女子高生の「あったらいいな」は20年後に大学の先生が「叶えてくれた」(エッセイ)
一昨日の日経電子版に、次のような次世代技術が紹介されていました。
《テレビの前で試食も 明大、味がわかるディスプレー開発》
要は、テレビで見ている食品の味を、基本とする10種類の味を組み合わせて再現する装置を開発した、というニュースです。
この記事を読んで、ちょうど20年前、2002年の7月に提出された、ある高校生の提出レポートを想い出しました。

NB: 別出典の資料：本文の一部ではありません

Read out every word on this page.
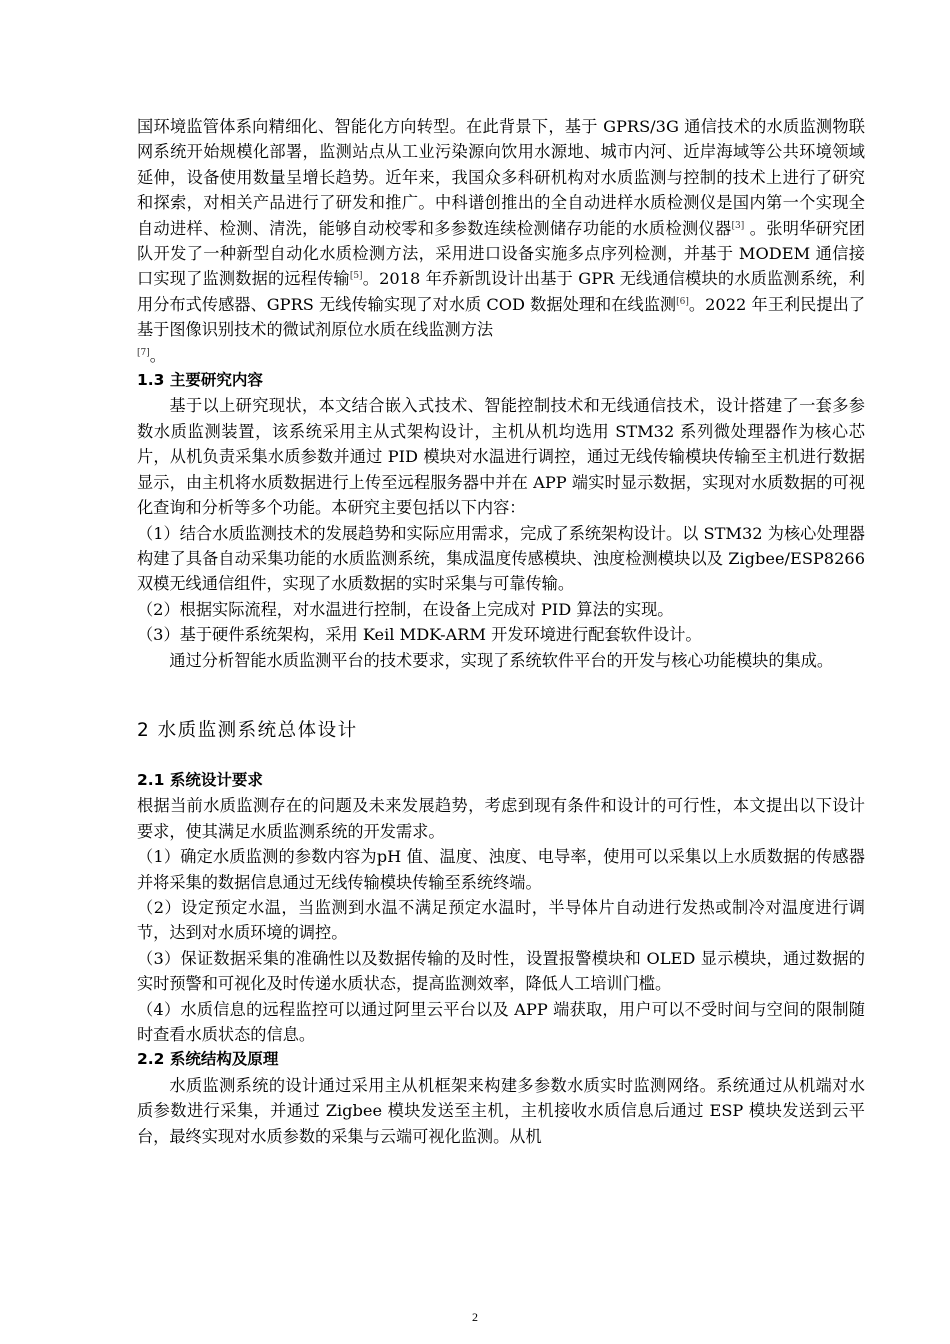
国环境监管体系向精细化、智能化方向转型。在此背景下，基于 GPRS/3G 通信技术的水质监测物联网系统开始规模化部署，监测站点从工业污染源向饮用水源地、城市内河、近岸海域等公共环境领域延伸，设备使用数量呈增长趋势。近年来，我国众多科研机构对水质监测与控制的技术上进行了研究和探索，对相关产品进行了研发和推广。中科谱创推出的全自动进样水质检测仪是国内第一个实现全自动进样、检测、清洗，能够自动校零和多参数连续检测储存功能的水质检测仪器[3] 。张明华研究团队开发了一种新型自动化水质检测方法，采用进口设备实施多点序列检测，并基于 MODEM 通信接口实现了监测数据的远程传输[5]。2018 年乔新凯设计出基于 GPR 无线通信模块的水质监测系统，利用分布式传感器、GPRS 无线传输实现了对水质 COD 数据处理和在线监测[6]。2022 年王利民提出了基于图像识别技术的微试剂原位水质在线监测方法
[7]。

1.3 主要研究内容

基于以上研究现状，本文结合嵌入式技术、智能控制技术和无线通信技术，设计搭建了一套多参数水质监测装置，该系统采用主从式架构设计，主机从机均选用 STM32 系列微处理器作为核心芯片，从机负责采集水质参数并通过 PID 模块对水温进行调控，通过无线传输模块传输至主机进行数据显示，由主机将水质数据进行上传至远程服务器中并在 APP 端实时显示数据，实现对水质数据的可视化查询和分析等多个功能。本研究主要包括以下内容：

（1）结合水质监测技术的发展趋势和实际应用需求，完成了系统架构设计。以 STM32 为核心处理器构建了具备自动采集功能的水质监测系统，集成温度传感模块、浊度检测模块以及 Zigbee/ESP8266 双模无线通信组件，实现了水质数据的实时采集与可靠传输。

（2）根据实际流程，对水温进行控制，在设备上完成对 PID 算法的实现。

（3）基于硬件系统架构，采用 Keil MDK-ARM 开发环境进行配套软件设计。

通过分析智能水质监测平台的技术要求，实现了系统软件平台的开发与核心功能模块的集成。

2 水质监测系统总体设计
2.1 系统设计要求

根据当前水质监测存在的问题及未来发展趋势，考虑到现有条件和设计的可行性，本文提出以下设计要求，使其满足水质监测系统的开发需求。

（1）确定水质监测的参数内容为pH 值、温度、浊度、电导率，使用可以采集以上水质数据的传感器并将采集的数据信息通过无线传输模块传输至系统终端。

（2）设定预定水温，当监测到水温不满足预定水温时，半导体片自动进行发热或制冷对温度进行调节，达到对水质环境的调控。

（3）保证数据采集的准确性以及数据传输的及时性，设置报警模块和 OLED 显示模块，通过数据的实时预警和可视化及时传递水质状态，提高监测效率，降低人工培训门槛。

（4）水质信息的远程监控可以通过阿里云平台以及 APP 端获取，用户可以不受时间与空间的限制随时查看水质状态的信息。

2.2 系统结构及原理

水质监测系统的设计通过采用主从机框架来构建多参数水质实时监测网络。系统通过从机端对水质参数进行采集，并通过 Zigbee 模块发送至主机，主机接收水质信息后通过 ESP 模块发送到云平台，最终实现对水质参数的采集与云端可视化监测。从机

2
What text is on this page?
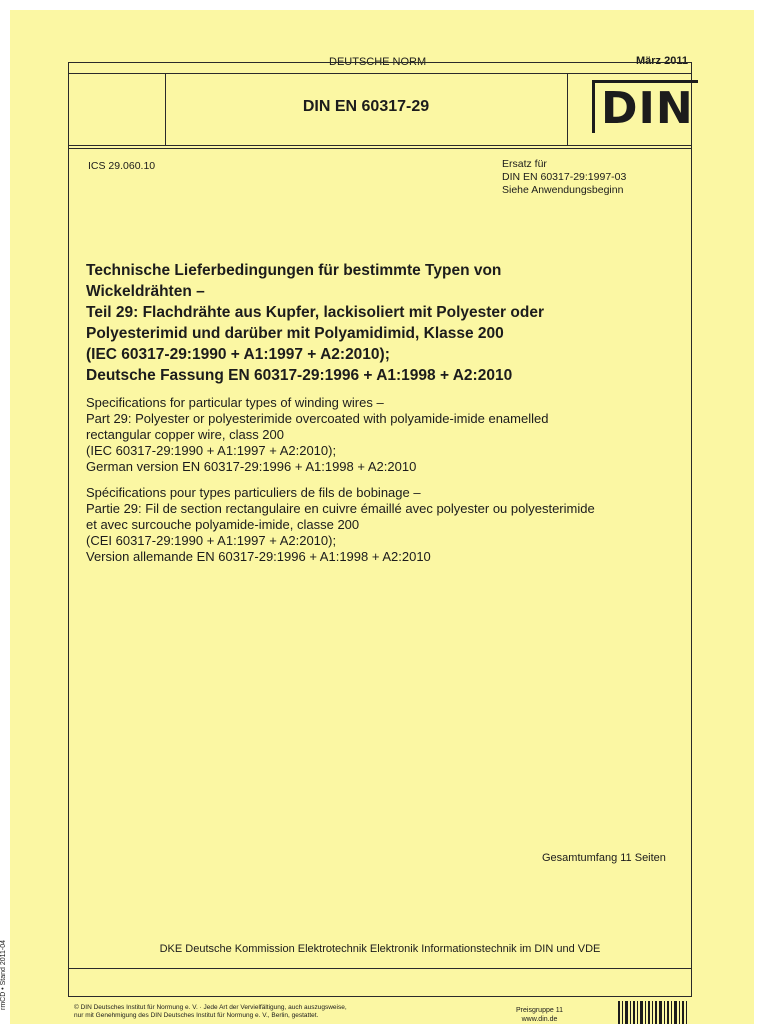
DEUTSCHE NORM	März 2011
DIN EN 60317-29	DIN
ICS 29.060.10	Ersatz für
DIN EN 60317-29:1997-03
Siehe Anwendungsbeginn
Technische Lieferbedingungen für bestimmte Typen von
Wickeldrähten –
Teil 29: Flachdrähte aus Kupfer, lackisoliert mit Polyester oder
Polyesterimid und darüber mit Polyamidimid, Klasse 200
(IEC 60317-29:1990 + A1:1997 + A2:2010);
Deutsche Fassung EN 60317-29:1996 + A1:1998 + A2:2010
Specifications for particular types of winding wires –
Part 29: Polyester or polyesterimide overcoated with polyamide-imide enamelled
rectangular copper wire, class 200
(IEC 60317-29:1990 + A1:1997 + A2:2010);
German version EN 60317-29:1996 + A1:1998 + A2:2010
Spécifications pour types particuliers de fils de bobinage –
Partie 29: Fil de section rectangulaire en cuivre émaillé avec polyester ou polyesterimide
et avec surcouche polyamide-imide, classe 200
(CEI 60317-29:1990 + A1:1997 + A2:2010);
Version allemande EN 60317-29:1996 + A1:1998 + A2:2010
Gesamtumfang 11 Seiten
DKE Deutsche Kommission Elektrotechnik Elektronik Informationstechnik im DIN und VDE
© DIN Deutsches Institut für Normung e. V. · Jede Art der Vervielfältigung, auch auszugsweise,
nur mit Genehmigung des DIN Deutsches Institut für Normung e. V., Berlin, gestattet.
Preisgruppe 11
www.din.de
rmCD • Stand 2011-04
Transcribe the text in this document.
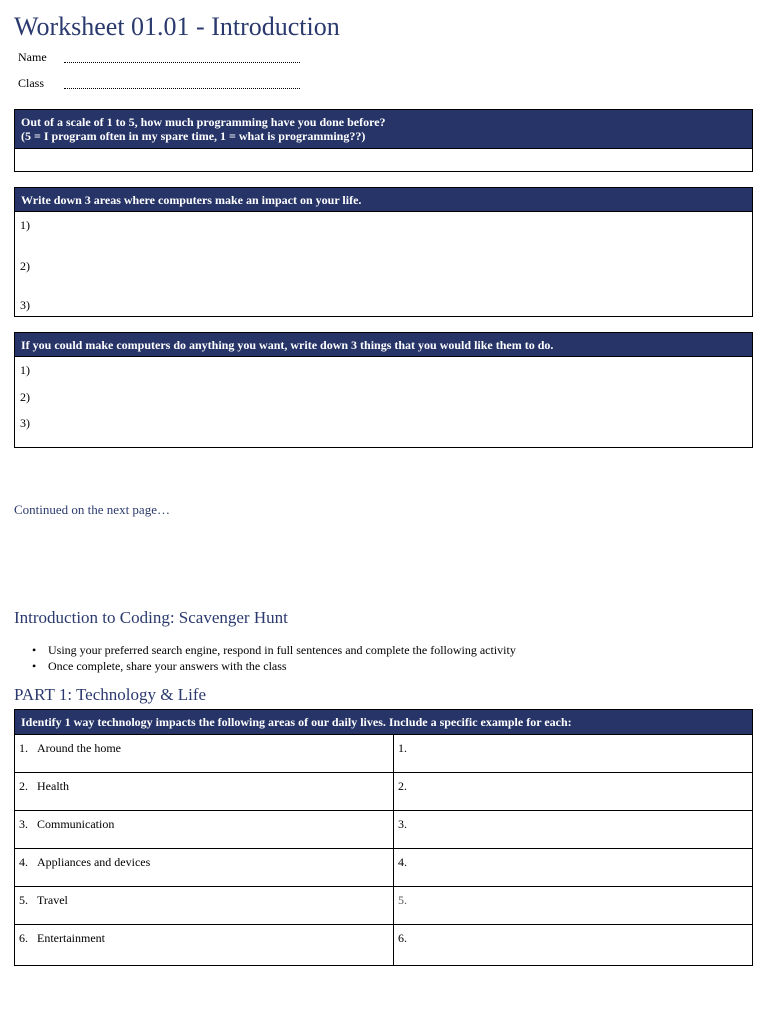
Worksheet 01.01 - Introduction
Name
Class
Out of a scale of 1 to 5, how much programming have you done before?
(5 = I program often in my spare time, 1 = what is programming??)
Write down 3 areas where computers make an impact on your life.
1)
2)
3)
If you could make computers do anything you want, write down 3 things that you would like them to do.
1)
2)
3)
Continued on the next page…
Introduction to Coding: Scavenger Hunt
• Using your preferred search engine, respond in full sentences and complete the following activity
• Once complete, share your answers with the class
PART 1: Technology & Life
Identify 1 way technology impacts the following areas of our daily lives. Include a specific example for each:
1. Around the home	1.
2. Health	2.
3. Communication	3.
4. Appliances and devices	4.
5. Travel	5.
6. Entertainment	6.
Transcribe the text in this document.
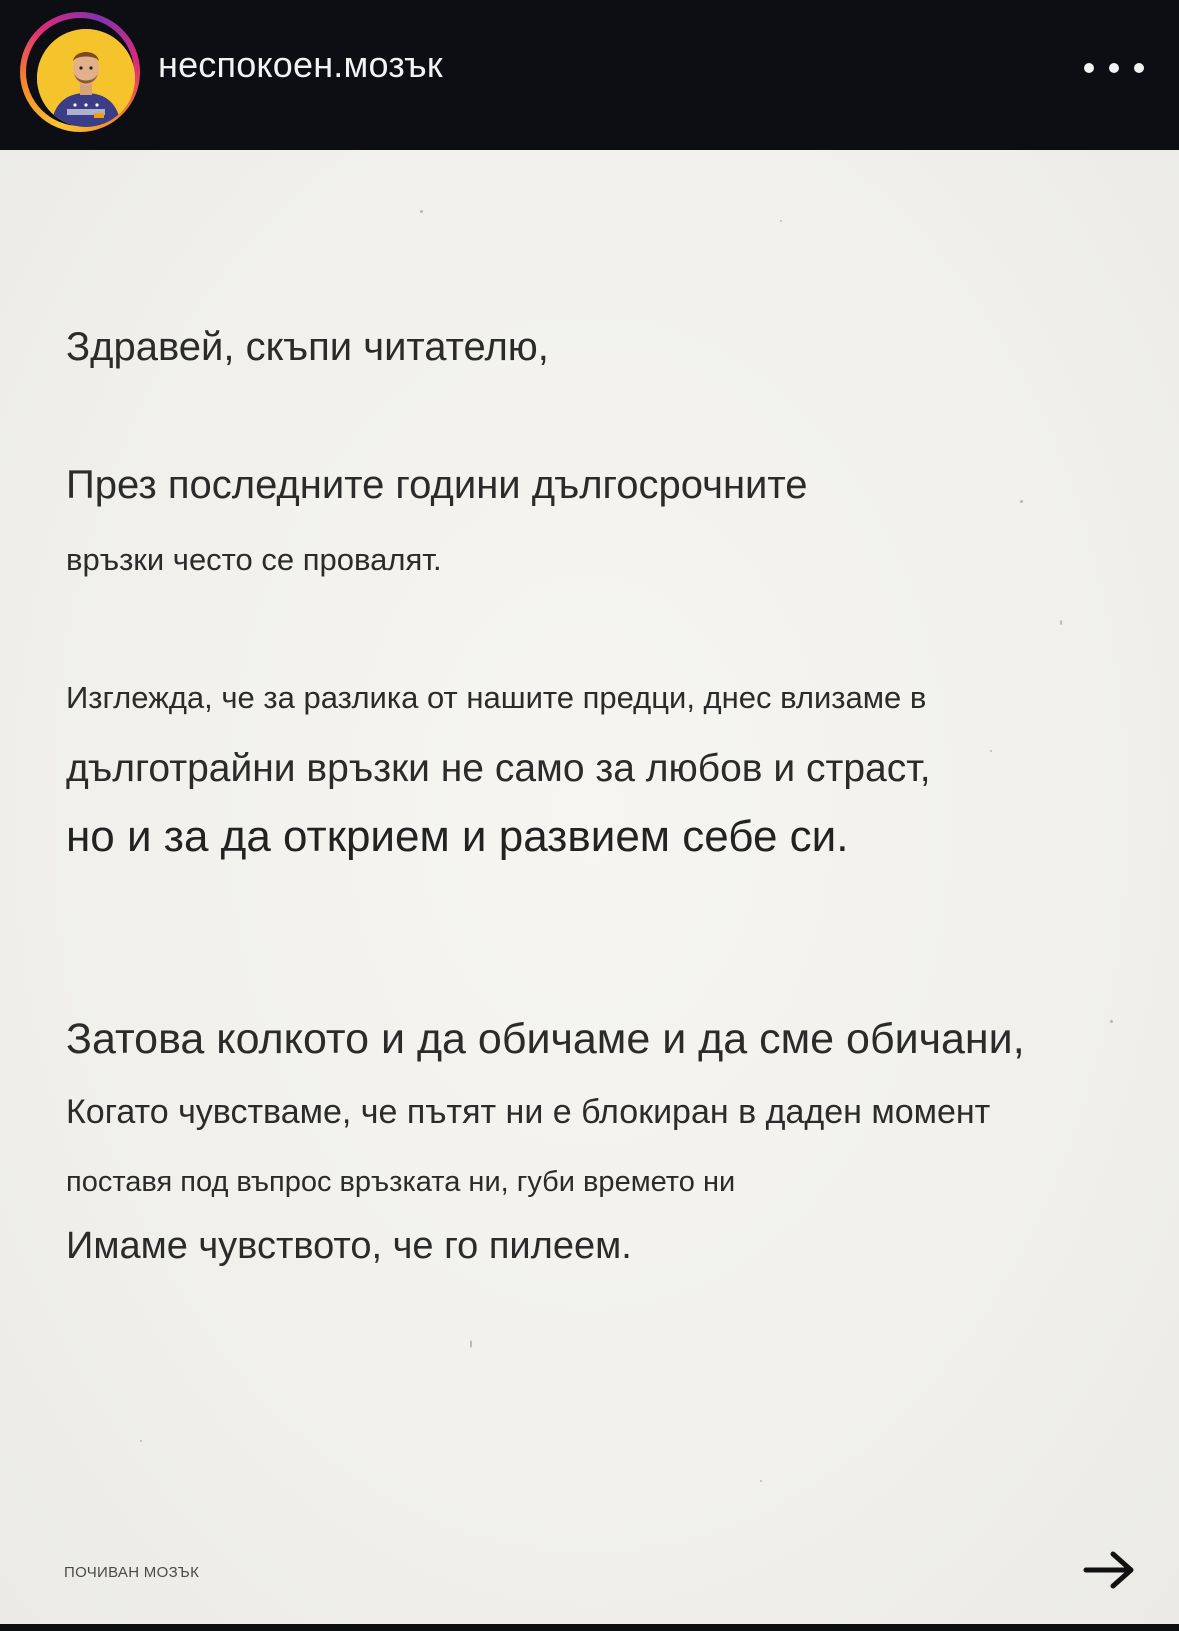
неспокоен.мозък
Здравей, скъпи читателю,
През последните години дългосрочните
връзки често се провалят.
Изглежда, че за разлика от нашите предци, днес влизаме в
дълготрайни връзки не само за любов и страст,
но и за да открием и развием себе си.
Затова колкото и да обичаме и да сме обичани,
Когато чувстваме, че пътят ни е блокиран в даден момент
поставя под въпрос връзката ни, губи времето ни
Имаме чувството, че го пилеем.
ПОЧИВАН МОЗЪК
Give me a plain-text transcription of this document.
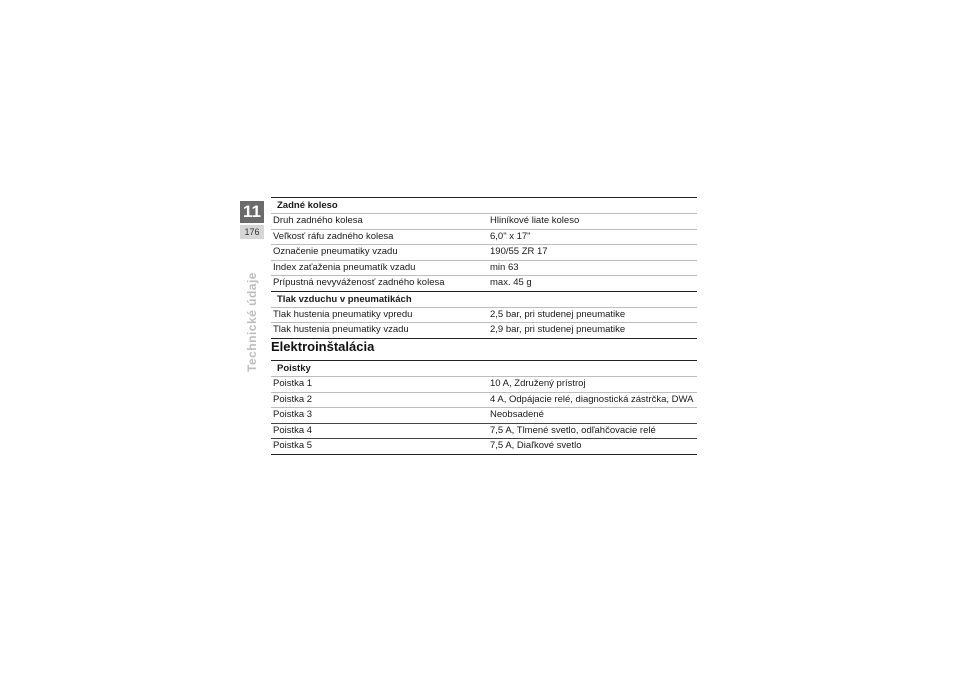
11
176
Technické údaje
Zadné koleso
Druh zadného kolesa	Hliníkové liate koleso
Veľkosť ráfu zadného kolesa	6,0" x 17"
Označenie pneumatiky vzadu	190/55 ZR 17
Index zaťaženia pneumatík vzadu	min 63
Prípustná nevyváženosť zadného kolesa	max. 45 g
Tlak vzduchu v pneumatikách
Tlak hustenia pneumatiky vpredu	2,5 bar, pri studenej pneumatike
Tlak hustenia pneumatiky vzadu	2,9 bar, pri studenej pneumatike
Elektroinštalácia
Poistky
Poistka 1	10 A, Združený prístroj
Poistka 2	4 A, Odpájacie relé, diagnostická zástrčka, DWA
Poistka 3	Neobsadené
Poistka 4	7,5 A, Tlmené svetlo, odľahčovacie relé
Poistka 5	7,5 A, Diaľkové svetlo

このレポートは発想がユニークなだけでなく、その《発明》を描いたイラストも《簡明ながら秀逸》であったので、コピーに残しておいたのです。
以前の記事(↓)に、工専で特別講義を頼まれた時、こんな宿題を出したことを書きました。
(1)あなたが「こんなモノがあったらいいな」という製品を書いてください。できれば、イラストを使って表現してください。
(2)その製品は、どんな《技術上のブレイクスルー》があれば実現するでしょうか?
また、その後、大学で短期留学生を対象にした、英語で行う化学の講義でも、同様の宿題を出しました。
そこで提案された《「あったらいいな」アイディア》の中には、その後の技術開発によって実現したものがいくつかあります。
残念ながら、学生さんたちの「あったらいいな」が直接結びついた技術開発では(おそらく)ありませんが、時間の前後こそあれ、《人が「欲しい!」と想うモノ》は似たようなものなのでしょう。
さて、2002年は工学部の短期留学生数が少なかったので、その大学の付属高校の生徒を《聴講》に誘ってみました。
そして、
「もし、よければ」
と宿題への参加も呼びかけたところ、上記の発明《Remote Taster》を提出してくれたのです。
(掲載したのは、彼女が提出したレポートの(問1)に対する部分です)
レポートに書かれた説明書き(和訳)はこんな感じです。
彼女の《発明》は、舌に被せた鞘の内側が味蕾細胞を「機械的に」刺激することにより《味を再現する》仕組みのようです。
ある意味、《10本の化学カートリッジ》が必要な明治大学・宮下教授の開発装置の、ひょっとしたら(実現可能ならば、ですが)さらに先を行っているのかもしれません。
ただし、実際の人間は料理の《味》を《味覚》だけでなく、《嗅覚》との複合で感じるようなので、どちらのシステムもまだ、課題が残っています。